La villa, las personas, la vida. Ornamento y desnudez, frontalidad y lateralidad, belleza y crudeza. ¿Y qué hay de la belleza en la crudeza, del atractivo de la marginalidad, de la historia que esconden las grietas de las fachadas, las huellas, las cicatrices?
Cicatriz –originariamente Cicatriz en la matriz- fue una banda vitoriana de la década de los 80, una banda punk de lo mejor que ha habido junto con Eskorbuto en el panorama rock y punk vasco –y no solo vasco- de la época. Cicatriz compuso todo un himno generacional como fue su Lola y otros muchos temas que rezumaban drogas, alcohol, asco y protesta. Quizás no fuera calificada nunca como una banda bella -aunque la belleza se manifieste de múltiples maneras-, pero sí era una banda de fachada a cara norte.

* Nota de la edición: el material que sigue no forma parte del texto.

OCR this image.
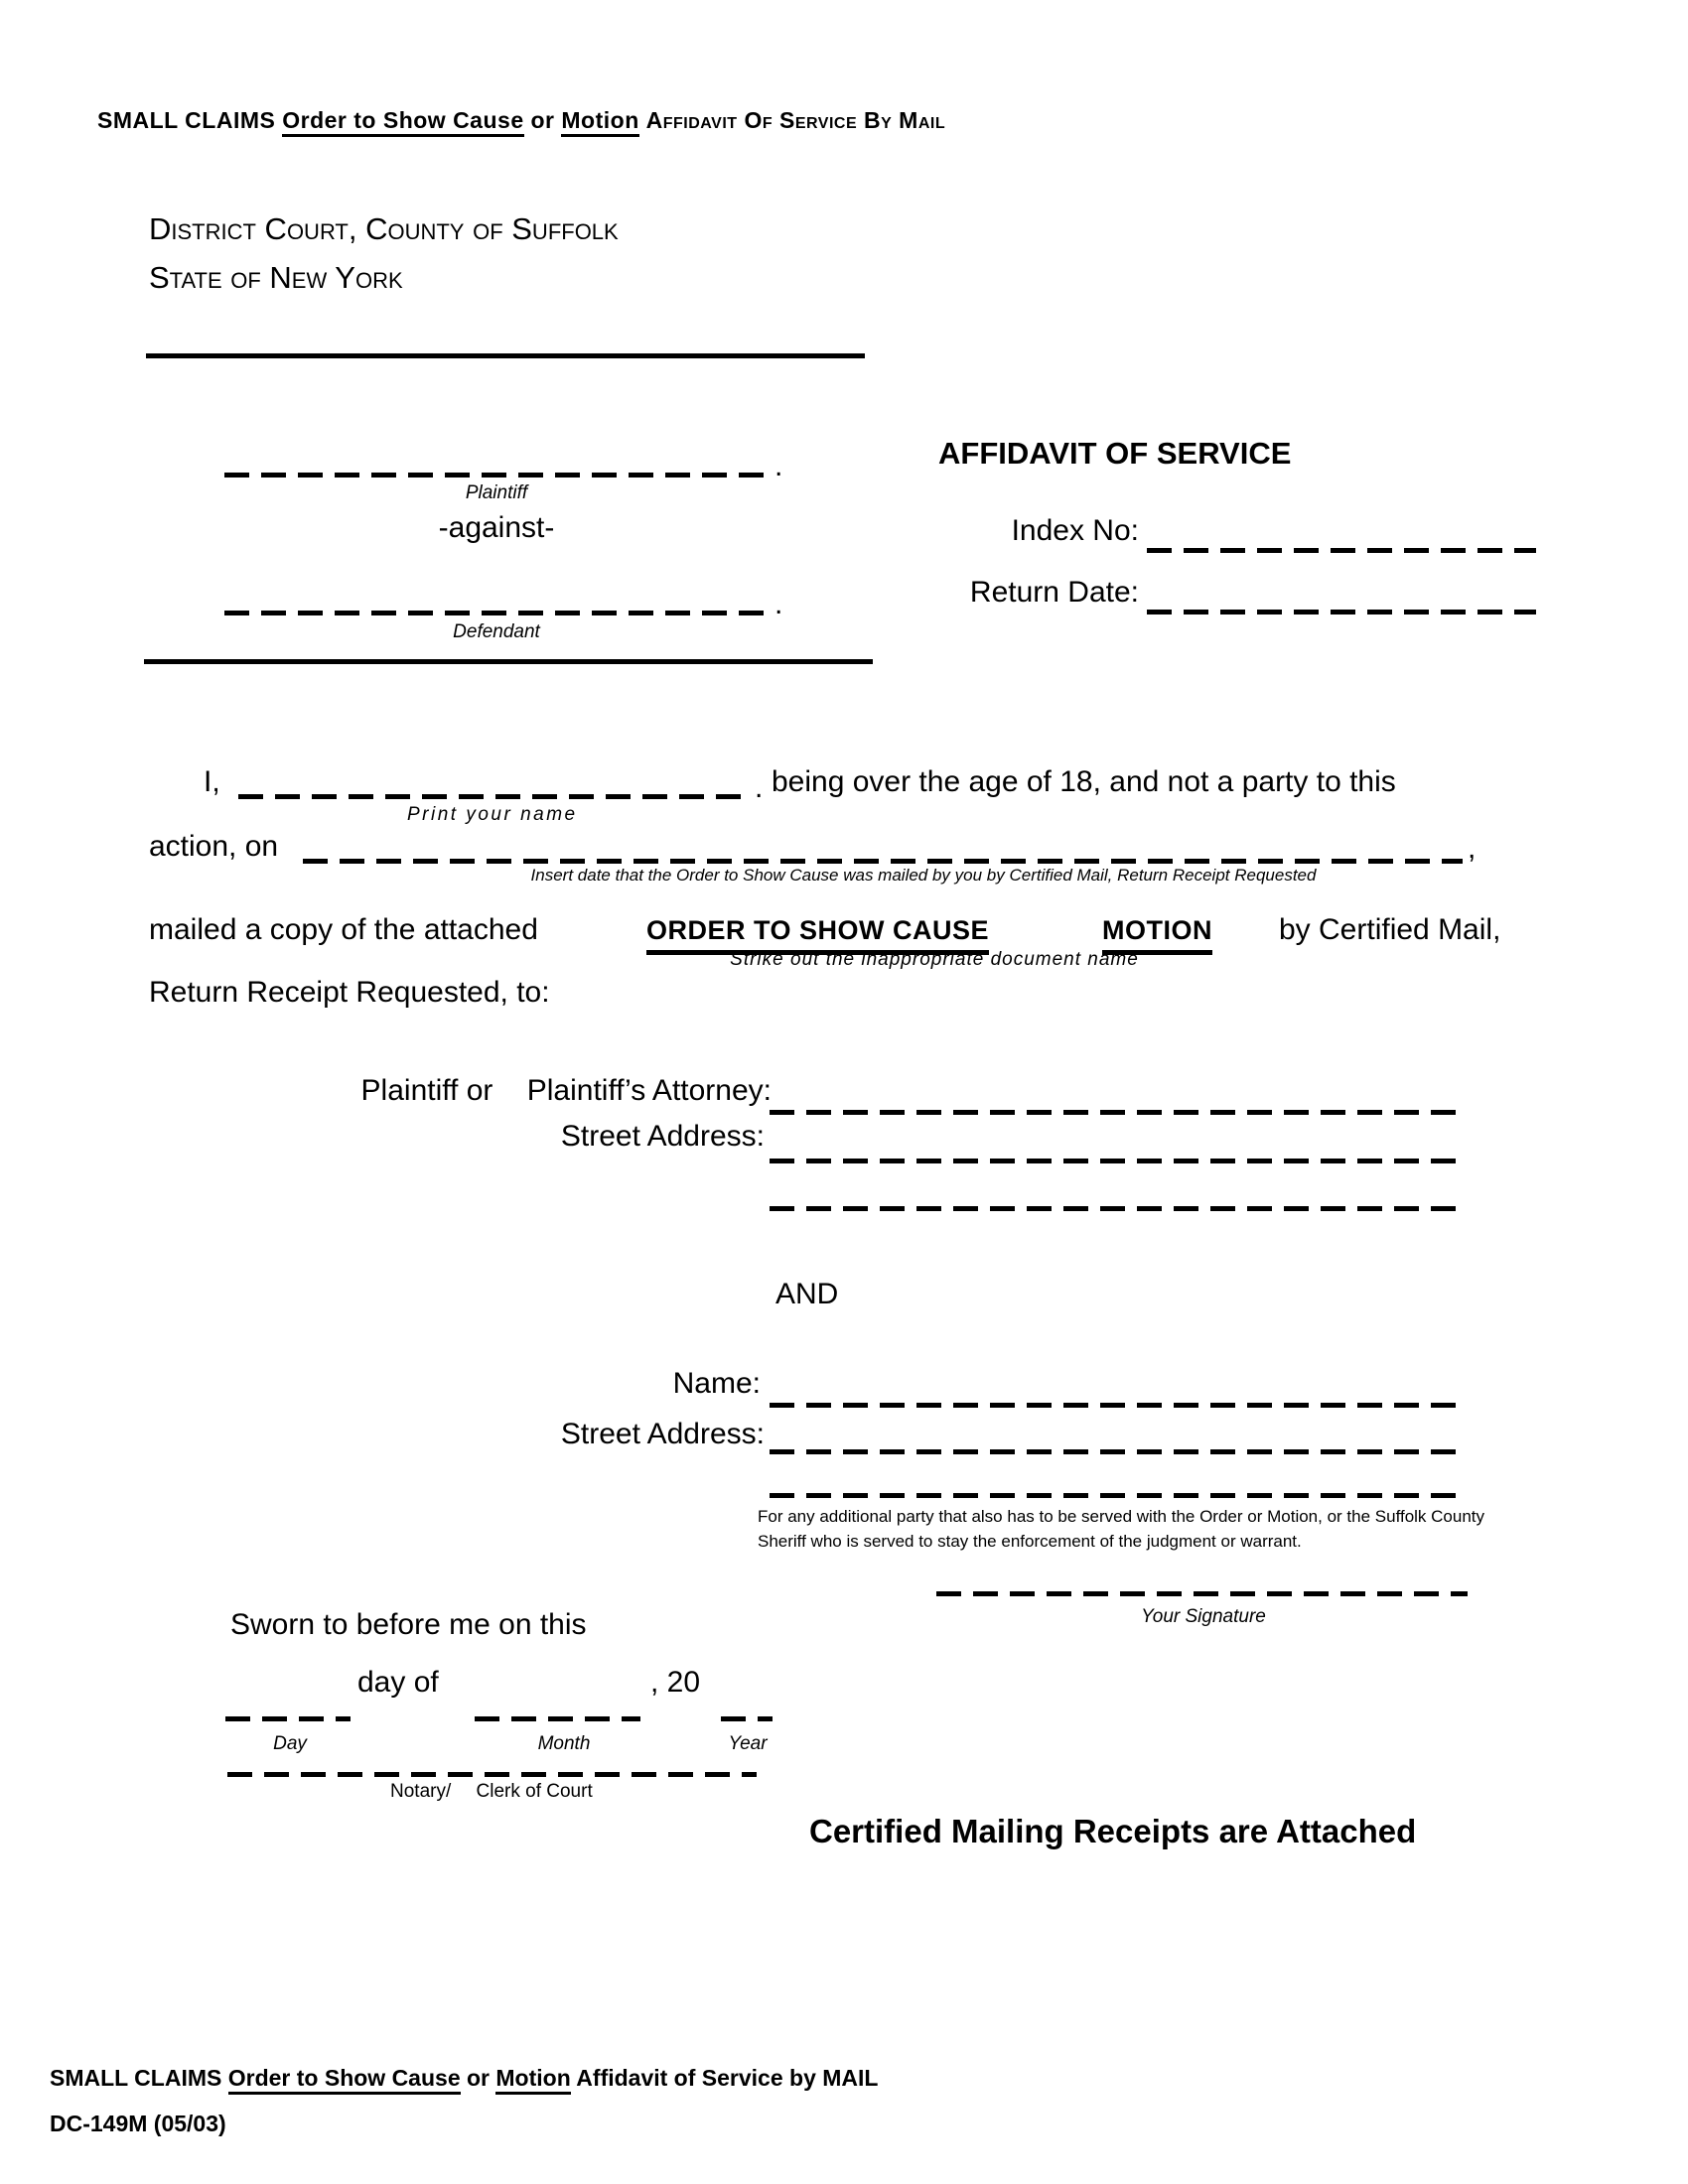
SMALL CLAIMS Order to Show Cause or Motion Affidavit Of Service By Mail
District Court, County of Suffolk
State of New York
.
Plaintiff
-against-
.
Defendant
AFFIDAVIT OF SERVICE
Index No:
Return Date:
I,	. being over the age of 18, and not a party to this
Print your name
action, on	,
Insert date that the Order to Show Cause was mailed by you by Certified Mail, Return Receipt Requested
mailed a copy of the attached	ORDER TO SHOW CAUSE	MOTION by Certified Mail,
Strike out the inappropriate document name
Return Receipt Requested, to:
Plaintiff or Plaintiff’s Attorney:
Street Address:
AND
Name:
Street Address:
For any additional party that also has to be served with the Order or Motion, or the Suffolk County
Sheriff who is served to stay the enforcement of the judgment or warrant.
Your Signature
Sworn to before me on this
day of	, 20
Day	Month	Year
Notary/ Clerk of Court
Certified Mailing Receipts are Attached
SMALL CLAIMS Order to Show Cause or Motion Affidavit of Service by MAIL
DC-149M (05/03)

Cicatriz es también la última novela de Sara Mesa, con la que ésta autora madrileña obtuvo el Premio Ojo Crítico de Narrativa –antes ya había sido finalista del Herralde con Cuatro por cuatro. Una cicatriz aparece cuando el tejido epitelial es desgarrado y así es la historia de amor que surge entre sus protagonistas, una historia desgarradora, de seducción a través del discurso y la ofrenda, un relato fetichista, de dominación en la distancia, de sexo latente, de carnalidad sin carne. Cicatriz muestra de forma verosímil cómo una persona puede sentir fascinación por otra y que esa fascinación apenas mengüe aunque sus sentimientos por ella recorran toda la paleta que va desde la atracción hasta la repulsión. Por un tipo más bien grueso de piel escamada y llena de rojeces, juez severo, narcisista, obsesivo…culto, de firmes convicciones y entregado a ella en alma y alma. Un tipo que dice que no hay placer comparable a pensar. Un tipo que seguramente afirmaría que nada supera la expectativa porque la realidad jamás supera la versión imaginada.
Historias de cicatrices: paisajísticas, musicales, literarias… de personas en la cara norte de la vida. Donde no hay rastro de buganvillas.